El Puente de la Inmaculada fue la fecha elegida por muchas familias para empezar a decorar sus hogares con motivos navideños. No suele faltar el árbol, lleno de luz y color. Y no falta en muchos hogares el Belén, el Nacimiento, como representación de la escena de la venida de Dios hecho hombre en la humildad de un pesebre. Es bonito poder mantener nuestras arraigadas tradiciones navideñas. Ellas forman parte del patrimonio de nuestra fe y de nuestra cultura. Fomentarlas significa mantener vivo el espíritu de los momentos iniciales de una bella historia de vida y salvación: la que nos ofrece Jesús desde su humilde pesebre. Parémonos a reflexionar juntos sobre cada una de sus escenas, y veamos la simbología que encierran:

El Portal de Belén. El Hijo de Dios, pese a su grandeza, ha venido al mundo en medio de la más absoluta pobreza, en el silencio y la soledad del campo, pobre entre los pobres. La celebración de la Navidad no nos propone únicamente valores como la humildad y la pobreza del Señor, su benevolencia y amor a los hombres; sino que más bien es la invitación a dejarse transformar por el mismo Dios hecho carne. En este Niño, Dios se ha hecho tan próximo a cada uno de nosotros, tan cercano, que podemos tratarlo de “Tú” y mantener con Él una relación de profundo afecto, como hacemos cuando nos encontramos con un recién nacido.

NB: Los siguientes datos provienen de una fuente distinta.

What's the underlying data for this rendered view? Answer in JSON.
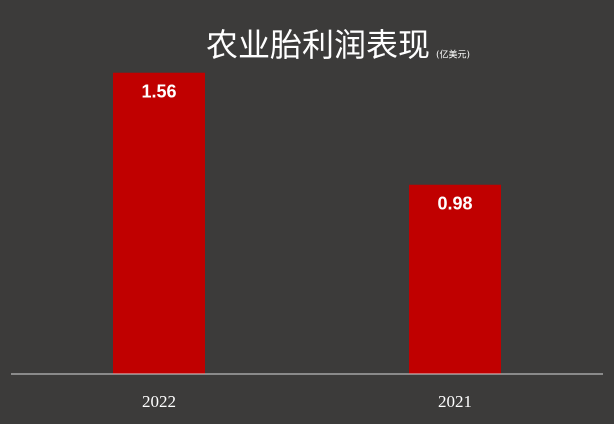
{
  "chart_data": {
    "type": "bar",
    "title": "农业胎利润表现",
    "subtitle": "(亿美元)",
    "categories": [
      "2022",
      "2021"
    ],
    "values": [
      1.56,
      0.98
    ],
    "color": "#c00000",
    "ylim": [
      0,
      1.6
    ]
  }
}
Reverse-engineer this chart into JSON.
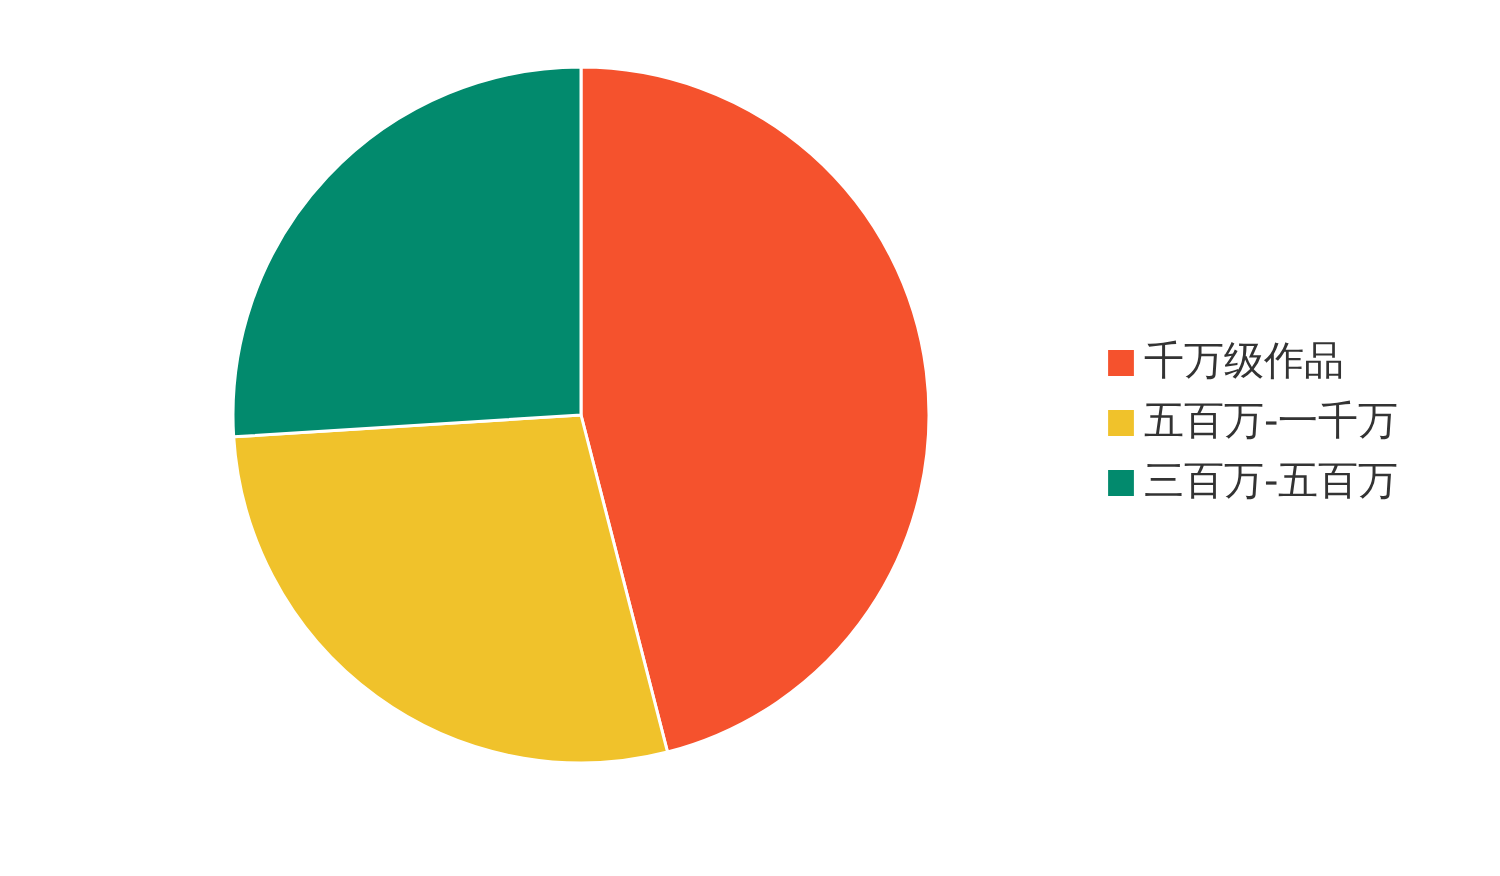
{
  "chart_data": {
    "type": "pie",
    "categories": [
      "千万级作品",
      "五百万-一千万",
      "三百万-五百万"
    ],
    "values": [
      46,
      28,
      26
    ],
    "colors": [
      "#f5522d",
      "#f0c22b",
      "#028a6d"
    ],
    "legend": "right"
  }
}
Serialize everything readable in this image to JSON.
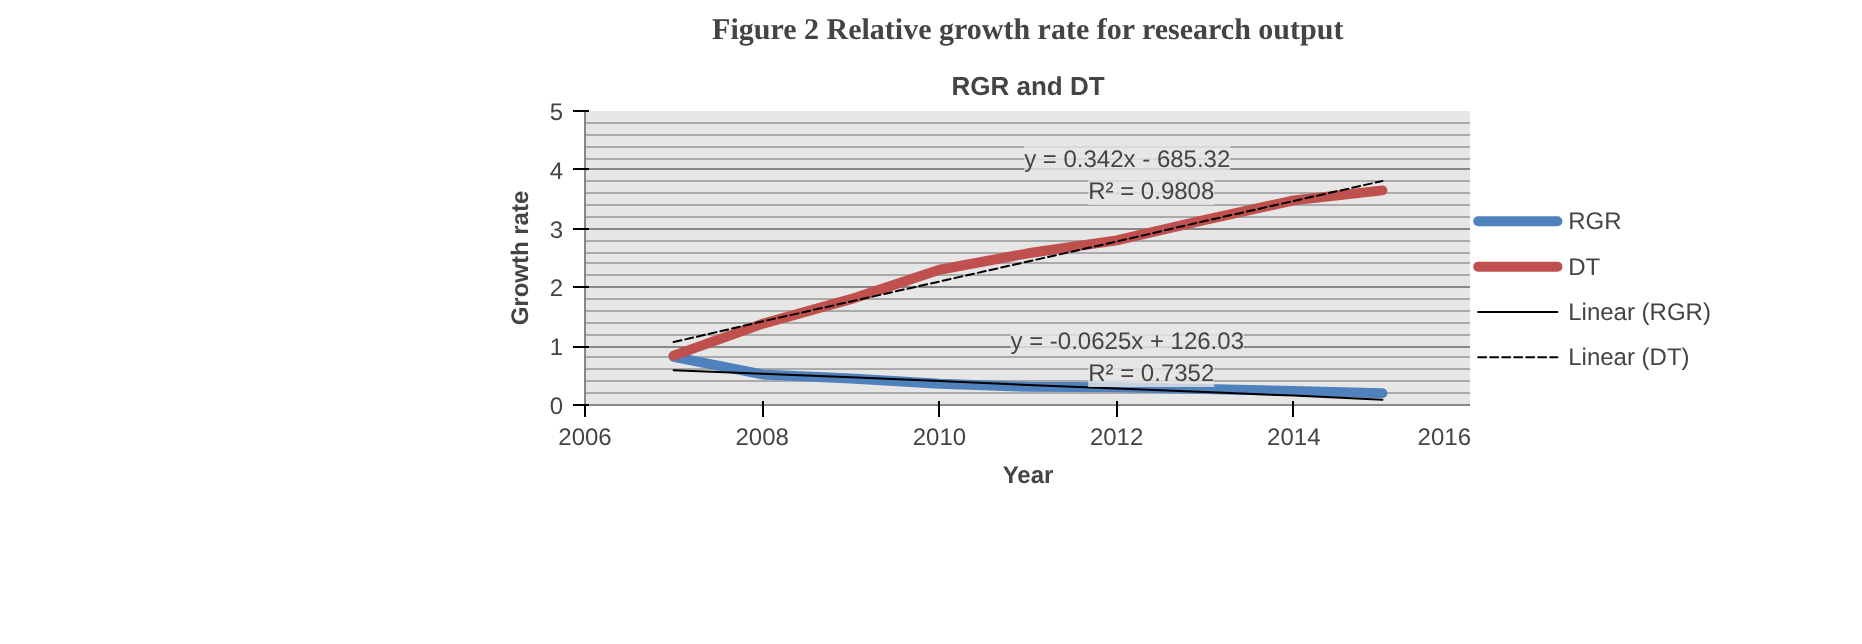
{
  "chart_data": {
    "type": "line",
    "title": "RGR and DT",
    "xlabel": "Year",
    "ylabel": "Growth rate",
    "x": [
      2007,
      2008,
      2009,
      2010,
      2011,
      2012,
      2013,
      2014,
      2015
    ],
    "series": [
      {
        "name": "RGR",
        "color": "#4f81bd",
        "values": [
          0.82,
          0.52,
          0.45,
          0.36,
          0.31,
          0.3,
          0.27,
          0.24,
          0.2
        ]
      },
      {
        "name": "DT",
        "color": "#c0504d",
        "values": [
          0.84,
          1.38,
          1.8,
          2.3,
          2.58,
          2.8,
          3.15,
          3.48,
          3.65
        ]
      },
      {
        "name": "Linear (RGR)",
        "color": "#000000",
        "values": [
          0.59,
          0.53,
          0.47,
          0.41,
          0.34,
          0.28,
          0.22,
          0.16,
          0.09
        ],
        "line_style": "solid"
      },
      {
        "name": "Linear (DT)",
        "color": "#000000",
        "values": [
          1.07,
          1.42,
          1.76,
          2.1,
          2.44,
          2.78,
          3.13,
          3.47,
          3.81
        ],
        "line_style": "dashed"
      }
    ],
    "xlim": [
      2006,
      2016
    ],
    "xticks": [
      2006,
      2008,
      2010,
      2012,
      2014,
      2016
    ],
    "ylim": [
      0,
      5
    ],
    "yticks": [
      0,
      1,
      2,
      3,
      4,
      5
    ],
    "grid": "y",
    "legend": "right",
    "annotations": [
      "Figure 2 Relative growth rate for research output",
      "y = -0.0625x + 126.03",
      "R² = 0.7352",
      "y = 0.342x - 685.32",
      "R² = 0.9808"
    ]
  }
}
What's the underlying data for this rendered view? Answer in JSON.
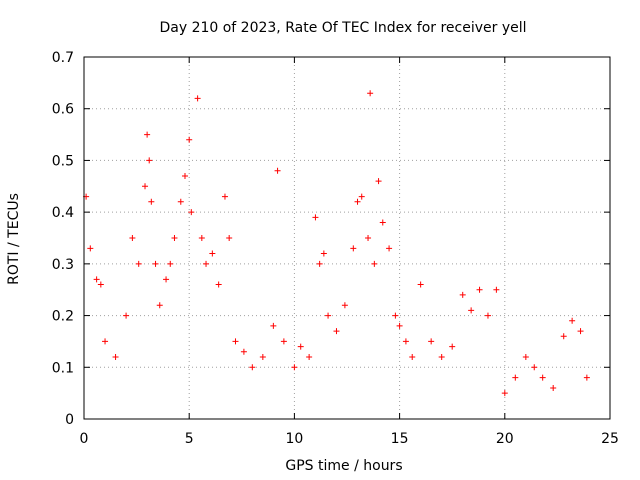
{
  "chart_data": {
    "type": "scatter",
    "title": "Day 210 of 2023, Rate Of TEC Index for receiver yell",
    "xlabel": "GPS time / hours",
    "ylabel": "ROTI / TECUs",
    "xlim": [
      0,
      25
    ],
    "ylim": [
      0,
      0.7
    ],
    "xticks": [
      0,
      5,
      10,
      15,
      20,
      25
    ],
    "yticks": [
      0,
      0.1,
      0.2,
      0.3,
      0.4,
      0.5,
      0.6,
      0.7
    ],
    "grid": true,
    "marker": "+",
    "color": "#ff0000",
    "series": [
      {
        "name": "ROTI",
        "x": [
          0.1,
          0.3,
          0.6,
          0.8,
          1.0,
          1.5,
          2.0,
          2.3,
          2.6,
          2.9,
          3.0,
          3.1,
          3.2,
          3.4,
          3.6,
          3.9,
          4.1,
          4.3,
          4.6,
          4.8,
          5.0,
          5.1,
          5.4,
          5.6,
          5.8,
          6.1,
          6.4,
          6.7,
          6.9,
          7.2,
          7.6,
          8.0,
          8.5,
          9.0,
          9.2,
          9.5,
          10.0,
          10.3,
          10.7,
          11.0,
          11.2,
          11.4,
          11.6,
          12.0,
          12.4,
          12.8,
          13.0,
          13.2,
          13.5,
          13.6,
          13.8,
          14.0,
          14.2,
          14.5,
          14.8,
          15.0,
          15.3,
          15.6,
          16.0,
          16.5,
          17.0,
          17.5,
          18.0,
          18.4,
          18.8,
          19.2,
          19.6,
          20.0,
          20.5,
          21.0,
          21.4,
          21.8,
          22.3,
          22.8,
          23.2,
          23.6,
          23.9
        ],
        "y": [
          0.43,
          0.33,
          0.27,
          0.26,
          0.15,
          0.12,
          0.2,
          0.35,
          0.3,
          0.45,
          0.55,
          0.5,
          0.42,
          0.3,
          0.22,
          0.27,
          0.3,
          0.35,
          0.42,
          0.47,
          0.54,
          0.4,
          0.62,
          0.35,
          0.3,
          0.32,
          0.26,
          0.43,
          0.35,
          0.15,
          0.13,
          0.1,
          0.12,
          0.18,
          0.48,
          0.15,
          0.1,
          0.14,
          0.12,
          0.39,
          0.3,
          0.32,
          0.2,
          0.17,
          0.22,
          0.33,
          0.42,
          0.43,
          0.35,
          0.63,
          0.3,
          0.46,
          0.38,
          0.33,
          0.2,
          0.18,
          0.15,
          0.12,
          0.26,
          0.15,
          0.12,
          0.14,
          0.24,
          0.21,
          0.25,
          0.2,
          0.25,
          0.05,
          0.08,
          0.12,
          0.1,
          0.08,
          0.06,
          0.16,
          0.19,
          0.17,
          0.08
        ]
      }
    ]
  }
}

El anuncio del Ángel a los pastores. Aquellos trabajadores del campo recibieron el anuncio del Ángel de que había nacido su Salvador. En medio de la oscuridad de la noche, la luz les ilumina, comunicándoles la Buena Nueva. Tras el miedo inicial y el temor de Dios, los pastores escuchan las palabras de su mensajero. Tras esto, un coro del ejército celestial entona el Gloria, deseando la paz entre los hombres. Los pastores comprenden así que el Mesías tanto tiempo deseado, estaba allí, entre ellos, los más humildes. Ahora piensa: ¿sentimos nosotros necesidad de un Salvador?

Los pastores van a adorar al Niño. Después de las palabras del Ángel, aquellos mismos pastores emprenden raudos una marcha para ver a su Mesías. Quieren contemplarlo con sus ojos, pero también quieren servirle, adorarle, ponerse a sus pies. Al final del camino, siempre está María con el Niño sobre su regazo. Ella de verdad es “refugio de los pecadores”. Ahora todos somos pastores. No es necesario llevar ante el altar un cordero, leche o miel. Adoración es un estilo de vida, una actitud nuestra: ¿cómo reaccionamos nosotros ante la presencia de Dios?

La Estrella. Cada Belén tiene su estrella: aquella que guio a los Magos de Oriente hasta el pesebre para adorar al Niño Dios. La estrella nos ilumina a todos “en la noche oscura del alma”, en expresión de San Juan de la Cruz. Su presencia en los Nacimientos es crucial: este astro celeste representa la fe que guía la vida de todo cristiano. Anuncia la Buena Nueva y nos libra de las oscuridades, conduciéndonos hasta la luz más poderosa: la luz de Jesús.

Los Reyes Magos. Para los niños, son los grandes protagonistas de estas fechas. El espíritu consumista que mueve a la sociedad ha acabado por desfigurar el sentido de la presencia de los Magos en la historia de la Natividad. No sólo la gente sencilla quiso adorar a Dios, también los poderosos representantes de las grandes naciones quisieron postrarse ante Jesús en el pesebre. Guiados por la estrella, partieron desde lejanas tierras hasta Belén. No les importó la distancia, ni lo cansado del viaje: querían mostrar sus respetos al Rey de Reyes. Esos personajes no son los últimos, sino los primeros de la gran procesión de aquellos que, a lo largo de las épocas de la Historia, saben reconocer el mensaje de la estrella, y saben encontrar, así, a Aquel que, siendo aparentemente débil y frágil, sin embargo tiene el poder de regalar el gozo más grande al corazón del hombre. Estemos atentos a nuestra estrella de Belén, como estuvieron los Magos.

El castillo de Herodes. Herodes representa la maldad humana: nuestras envidias, nuestro espíritu vengativo, nuestra soberbia. Herodes era vengativo y, al enterarse del posible nacimiento del Mesías, desencadenó una matanza de niños para que nadie pudiera amenazar su trono o el de sus sucesores. Dios acaba de llegar al mundo y el mundo organiza ya su persecución. ¡Así de ciegos estamos en ocasiones los hombres! Los inocentes son los primeros mártires de la Iglesia, pues dieron su vida por Jesús. A nosotros se nos pide que seamos también, en cierto sentido mártires, testigos del amor de Dios. ¿Seríamos capaces de llevar nuestra fe hasta las últimas consecuencias?